A classical example of where Bloom filters shine is in hyphenation algorithms. It's even the example given in the original paper on Bloom filters.
I don't understand how a Bloom filter would be used in a hyphenation algorithm.
A hyphenation algorithm is defined as something that takes an input word and gives back the possible ways that that word can be hyphenated.
Would the Bloom filter contain both hyph-enation
and hyphena-tion
, and client code would query the filter for h-yphenation
, hy-phenation
, hyp-henation
, ...?
Here's what the original paper says:
Analysis of Hyphenation Sample Application
[...] Let us assume that there are about 500,000 words to be hyphenated by the program and that 450,000 of these words can be hyphenated by application of a few simple rules. The other 50,000 words require reference to a dictionary. It is reasonable to estimate that at least 19 bits would, on the average, be required to represent each of these 50,000 words using a conventional hash-coding method. If we assume that a time factor of T = 4 is acceptable, we find from eq. (9) that the hash area would be 2,000,000 bits in size.
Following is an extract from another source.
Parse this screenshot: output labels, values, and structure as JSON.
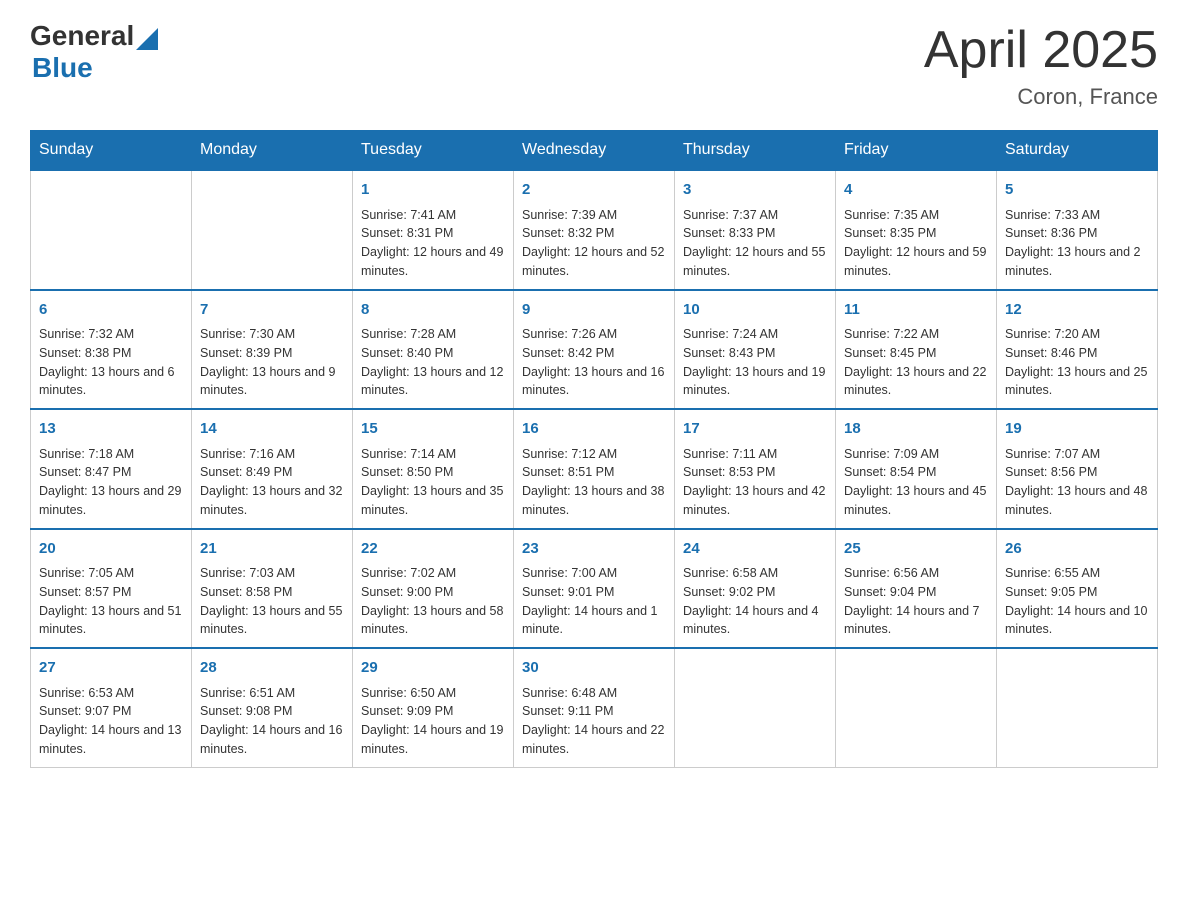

This might very well be too large for a practical core contained hash area. By using method 2 with an allowable error frequency of, say, P = 1/16, and using the smallest possible hash area by having T = 2, we see from eq. (22) that the problem can be solved with a hash area of less than 300,000 bits, a size which would very likely be suitable for a core hash area. With a choice for P of 1/16, an access would be required to the disk resident dictionary for approximately 50,000 + 450,000/16 ~ 78,000 of the 500,000 words to be hyphenated, i.e. for approximately 16 percent of the cases. This constitutes a reduction of 84 percent in the number of disk accesses from those required in a typical conventional approach using a completely disk resident hash area and dictionary.